Member of the East Bengal Legislative Assembly for Brahmanbaria South-East Muslim
- In office 1954–1955
- Governor: Chaudhry Khaliquzzaman Iskander Mirza Muhammad Shahabuddin
- Chief Minister: A.K. Fazlul Huq Abu Hussain Sarkar
- Preceded by: constituency created

Personal details
- Born: 1892 Tipperah District, Bengal Presidency, British India
- Died: 2 April 1955 (aged 62–63) Dacca, East Bengal, Dominion of Pakistan
- Resting place: Chhatura
- Citizenship: Pakistan
- Party: Independent
- Children: Two sons
- Education: Comilla Hossamia Madrasa Ishwar Pathshala Comilla Victoria Government College University of Dhaka^{[citation needed]}
- Occupation: Professor, Translator, Islamic scholar

Personal life
- Education: Jamiyat-e-Ula Bachelor of Arts Master of Arts

Religious life
- Religion: Islam
- Denomination: Sunni
- Order: Chhatura Sharif
- Jurisprudence: Hanafi

Muslim leader
- Disciple of: Sadr Uddin Ahmad Shaheed, Abu Bakr Siddique
- Influenced Burhanuddin;

= Abdul Khaleque (scholar) =

Pakistani Islamic preacher and politician

Abdul Khaleque was a social reformer, Islamic preacher, educator, philosopher, Sufi personality, politician, and writer. He was born in 1892 in the village of Chhatura, in the Tipperah District of Bengal Presidency, British India (now in Akhaura Upazila, Brahmanbaria District, Bangladesh).

== Career ==
He began his career as a Persian professor at Feni Government College. Later, he served as a professor and administrator at Presidency College, Kolkata, Lady Brabourne College, and Dhaka Eden Girls' College. Between 1925 and 1949, he worked at various educational institutions.

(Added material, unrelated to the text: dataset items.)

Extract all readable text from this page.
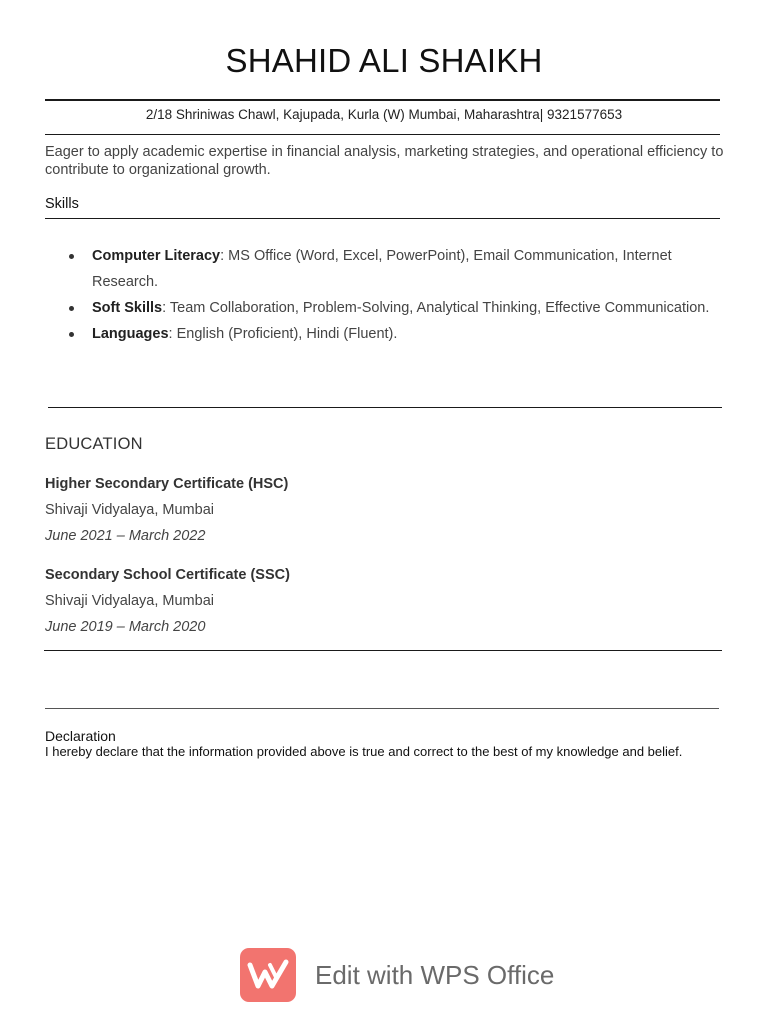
SHAHID ALI SHAIKH
2/18 Shriniwas Chawl, Kajupada, Kurla (W) Mumbai, Maharashtra| 9321577653
Eager to apply academic expertise in financial analysis, marketing strategies, and operational efficiency to contribute to organizational growth.
Skills
Computer Literacy: MS Office (Word, Excel, PowerPoint), Email Communication, Internet Research.
Soft Skills: Team Collaboration, Problem-Solving, Analytical Thinking, Effective Communication.
Languages: English (Proficient), Hindi (Fluent).
EDUCATION
Higher Secondary Certificate (HSC)
Shivaji Vidyalaya, Mumbai
June 2021 – March 2022
Secondary School Certificate (SSC)
Shivaji Vidyalaya, Mumbai
June 2019 – March 2020
Declaration
I hereby declare that the information provided above is true and correct to the best of my knowledge and belief.
Edit with WPS Office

Mawlana Khaleque was also the chief disciple of Mawlana Abu Bakr Siddique of Furfura Sharif and actively preached Islam across different regions of the Indian subcontinent.

He was master of Noor Muhammad Nizampuri. After Pakistan's independence in 1947, the Taleemat-e-Islami Board was formed to adapt Islamic legal structure to the first Pakistani constitution. He was a member of it.

In the Legislative Assembly election of 1954, he contested as an independent candidate and defeated opponents from both the United Front and the Pakistan Muslim League to secure a seat in the East Bengal Legislative Assembly.

== Literary works ==
Mawlana Abdul Khaleq authored many books, including the renowned Sirajus Salikin and Sayyidul Mursalin. He translated Munabbihat into Bengali and wrote Guncha-e-Farsi and Durratul Adab, which were once part of the Kolkata Education Board curriculum.

== Personal life ==
He had two sons. One, Abdul Quddus, retired as a Brigadier from the Bangladesh Army, while the other was Mosabber Hossain Kawsar. His grandson Jahid Quddus was the chairman of Biman Bangladesh Airlines.

== Death and legacy ==
He died on 2 April 1955, at his residence in Bakshi Bazar, Dhaka. After his death, his shrine was established in chhaturaura, which is now known as the Chhatura Darbar Sharif Complex.

According to legends, water from his residence mixed with the pond situated near his shrine is believed to have healing properties.